I had a disturbing experience earlier this summer. I was teaching a bunch of 16 year olds in Austria. They were smart kids who were on an accelerated science course and were keen on English. We were doing a Dragon’s Den activity where they had to come up with an invention in groups and then give a presentation and Q&A session to the class.
I was walking around chatting to the students/helping them with vocab while they were planning, and one pair of boys had called their invention the “Rape-o-matic” that helps you “absolutely rape the competition”. I was really shocked because they had seemed like nice kids. They were really puzzled and a bit defensive about why I was so shocked and angry with them.

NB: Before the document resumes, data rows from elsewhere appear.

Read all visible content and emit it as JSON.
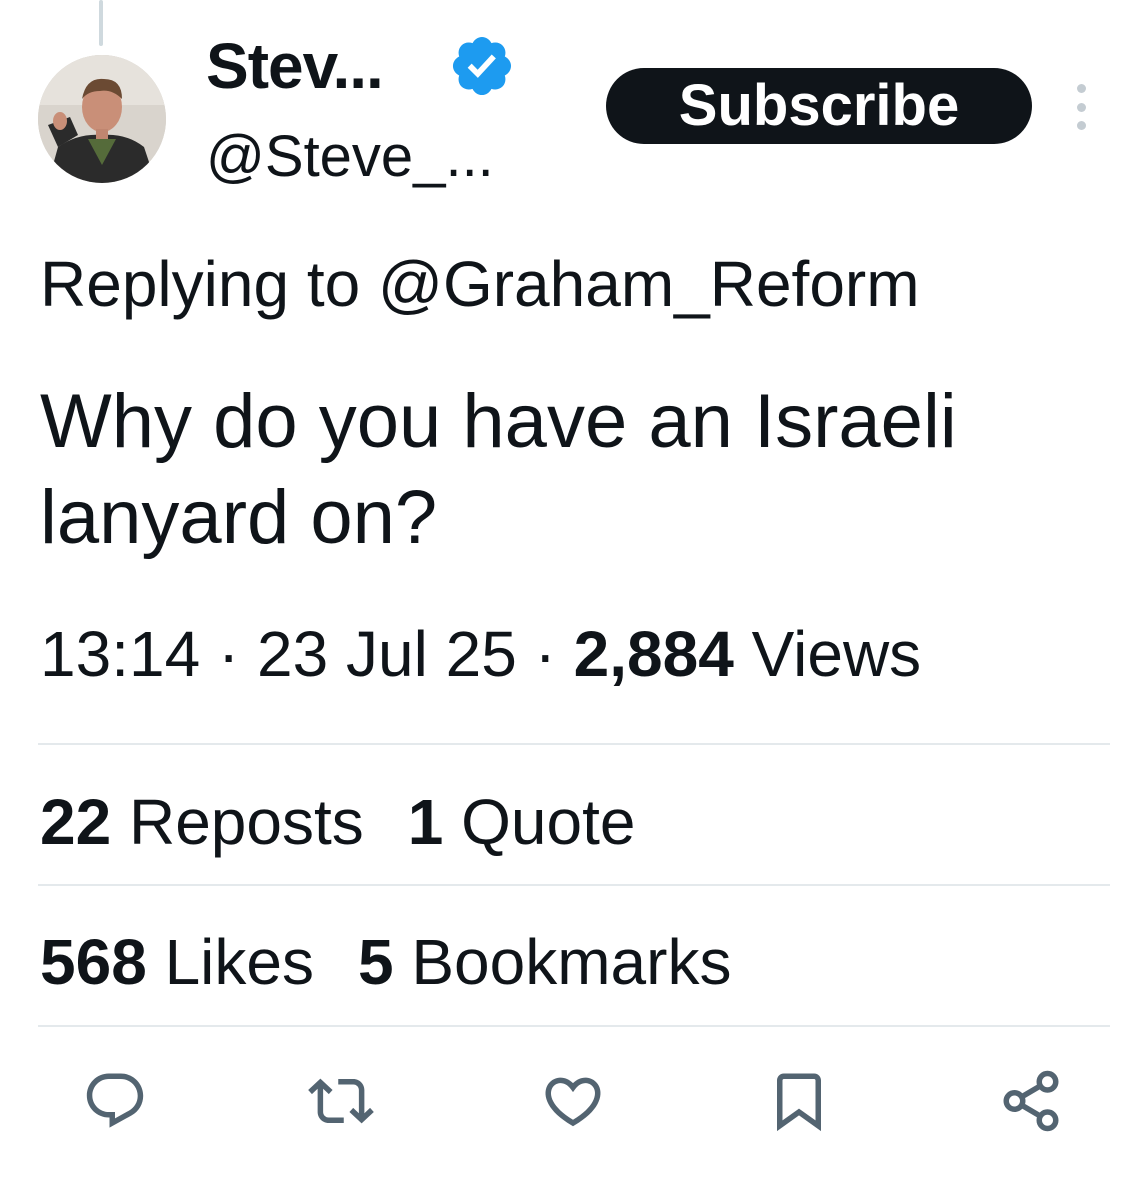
{
  "author": {
    "display_name": "Stev...",
    "handle": "@Steve_...",
    "verified": true,
    "verified_color": "#1d9bf0"
  },
  "subscribe_label": "Subscribe",
  "replying_to": "Replying to @Graham_Reform",
  "tweet_text": "Why do you have an Israeli lanyard on?",
  "meta": {
    "time": "13:14",
    "separator": "·",
    "date": "23 Jul 25",
    "views_count": "2,884",
    "views_label": "Views"
  },
  "stats": {
    "reposts_count": "22",
    "reposts_label": "Reposts",
    "quotes_count": "1",
    "quotes_label": "Quote",
    "likes_count": "568",
    "likes_label": "Likes",
    "bookmarks_count": "5",
    "bookmarks_label": "Bookmarks"
  },
  "actions": [
    "reply-icon",
    "repost-icon",
    "like-icon",
    "bookmark-icon",
    "share-icon"
  ],
  "colors": {
    "text": "#0f1419",
    "icon": "#536471",
    "divider": "#e4e9ec",
    "button_bg": "#0f1419"
  }
}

I marched them to the office to meet with their regular teacher, and once we were all talking, it turned out that they hadn’t connected the English word “rape” with the German “Vergewaltigung” (which is literally something like “bad/active violencing” ver is a prefix that makes things more foreceful or shows them going wrong ), and they were not being deliberately horrible.
They’d picked up the vocab word rape off the internet and playing multiplayer XBox against strangers in English, and from context thought it meant something like beating or winning. They were mortified and horrified when they realised the actual meaning, and what they’d really said in their project, and the teacher had a stern talk with them about checking words carefully in the dictionary before carelessly using them, and they had to write a reflection.
It’s still horrifying that that usage of the word is so prevalent and thoughtless that some kids could even get that idea, just trying to improve their English.